I am not a hockey fan.
There. It’s out there. I have never been one to follow draft picks, know who’s leading the Eastern Conference or even, until recently, fully grasp all the rules.
I say “until recently” on that last one because a few years ago I decided to develop a working knowledge of the sport. I did this for a couple of reasons.
The first one is fully pragmatic or, more cynically, self-serving. I was moving to a new city with a new job where I would be working and socializing with people I didn’t know. The city was Victoria and the job was within the easily divided world or provincial politics, a place where it seemed one of the few common grounds was rooting for the Canucks (or disparaging the rogue Toronto or Chicago fan). Vancouver was on what looked to be a good run towards the playoffs and it was a primary point of conversation when meeting new people, which was happening a lot. It was a lot easier to spend a few minutes here and there figuring out what was happening with the team and use that as an icebreaker than it was to chat about, say, the weather.
The second reason shows what I’d like to say is a little more growth on my part. Early on, my non-interest in the sport was just that– simple non-interest. But as time went on, it congealed into something else. It marked me, in a small way, as different. In a country made up of hockey fans, not watching hypothetically sets you apart. Put another way, I eventually began willfully ignoring the sport for the sole reason that everyone else was watching it. I could get behind random soccer teams in the World Cup, but couldn’t find a way to root for any of the teams in the NHL, in part because it was “too mainstream.”
I think what opened my eyes to the hypocrisy of this was an exposure to the darker side of soccer. One of the things I thought I disliked about hockey was its crushing dominance on our culture and the inclinations towards jingoism it could sometimes take on. Soccer I enjoyed because I had played it in the North American tradition: a sport not given to the extreme emotions of hockey here in Canada or football and baseball down in the United States. It was a sport focused more on participation and fair play than the violence and fights seen in the NHL.
Then two things happened. First, I joined a more competitive soccer league speckled wiith players who were given to the violence and fights more traditionally associated with the NHL. Second, I took on an academic study of soccer’s place in world politics and became acutely aware of the fact that the negative aspects of hockey I saw here in Canada were expressed on a far greater scale in the soccer world abroad. Between these two things I came to the conclusion that, had I been raised in England or Brazil, I would probably disparage soccer as crushing, violent and jingoistic and may well enjoy the outsiders status of hockey.

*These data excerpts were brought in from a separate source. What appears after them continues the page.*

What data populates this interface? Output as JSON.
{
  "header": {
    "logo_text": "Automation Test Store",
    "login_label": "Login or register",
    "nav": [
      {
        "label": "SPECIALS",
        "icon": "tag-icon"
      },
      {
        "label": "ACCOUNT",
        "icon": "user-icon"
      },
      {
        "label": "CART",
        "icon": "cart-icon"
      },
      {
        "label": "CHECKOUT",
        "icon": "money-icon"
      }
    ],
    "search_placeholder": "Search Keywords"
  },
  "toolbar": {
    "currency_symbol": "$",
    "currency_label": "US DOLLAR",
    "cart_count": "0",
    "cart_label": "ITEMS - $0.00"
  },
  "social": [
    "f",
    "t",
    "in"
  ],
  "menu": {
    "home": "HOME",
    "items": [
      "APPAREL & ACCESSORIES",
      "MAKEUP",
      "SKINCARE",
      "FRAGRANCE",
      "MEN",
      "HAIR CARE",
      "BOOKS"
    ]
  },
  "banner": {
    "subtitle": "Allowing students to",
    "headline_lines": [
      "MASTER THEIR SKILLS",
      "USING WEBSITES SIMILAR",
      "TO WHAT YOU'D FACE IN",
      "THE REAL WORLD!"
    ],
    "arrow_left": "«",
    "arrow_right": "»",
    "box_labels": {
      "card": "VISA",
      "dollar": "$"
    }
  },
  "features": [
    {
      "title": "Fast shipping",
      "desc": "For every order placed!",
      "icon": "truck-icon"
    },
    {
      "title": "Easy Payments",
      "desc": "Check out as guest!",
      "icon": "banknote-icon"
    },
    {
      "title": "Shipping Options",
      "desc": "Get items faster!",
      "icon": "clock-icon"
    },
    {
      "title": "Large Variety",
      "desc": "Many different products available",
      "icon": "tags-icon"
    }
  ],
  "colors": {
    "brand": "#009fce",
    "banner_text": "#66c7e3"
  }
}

Sport is sport is sport and just like anything else it can be used for positive or negative. Embracing hockey has been largely positive. It’s fun to get on a bandwagon with a bunch of strangers and root for a common goal, however pointless it might be. Most exchanges on hockey don’t need to last long– “Did you see that goal?” “Did you see that miss?” “Go Canucks!” It’s pointless, but fun. And it doesn’t take much. If you’re like I once was, here are some steps to take to understand how to like hockey.
1. Embrace a team. I live in B.C. so I chose the Canucks. Most other people around here cheer for them, and they are by far the easiest to glean information on, which is useful in conversation. Once you get over the inherent pointlessness of choosing one well-paid group of foreign nationals over another, it’s fun to have a team to root for. Also, it limits what you need to follow. Honestly, I can probably name ten players on teams outside of the Canucks. It just doesn’t come up that often.
2. You don’t have to watch much. I don’t like watching TV, and I still have a hard time just sitting through a whole game. But guess what? Same goes for most other people. Put it on the background while doing other work, catch the highlights, or listen on the radio (I’ve actually found I prefer the radio commentary as I do other work).
3. Read some good hockey literature. “The Game” by Ken Dryden is a great piece of writing that goes beyond the world of sport. “Tropic of Hockey” sees author Dave Bidini traipsing around the globe seeking pockets of hockey in the last place you’d expect to see it. Greatest Hockey Legends is a good blog for putting the games of the day into context (for example, see this piece on why the Canucks victory over the Blackhawks in the first round of the series was such a big deal) and the Walrus magazine has had some interesting pieces over the years. And this article in the Vancouver Sun is an interesting read for anyone in Canucks land.
4. Play. I can’t skate backwards, but recently a group of us have started playing pick-up road games throughout the summer. There are no teams, no elite players, and it does help you appreciate the skills more, which makes watching more enjoyable. It’s pretty easy to get road hockey games going, too– I think everyone’s played street at some point and it’s a great way to get people out there.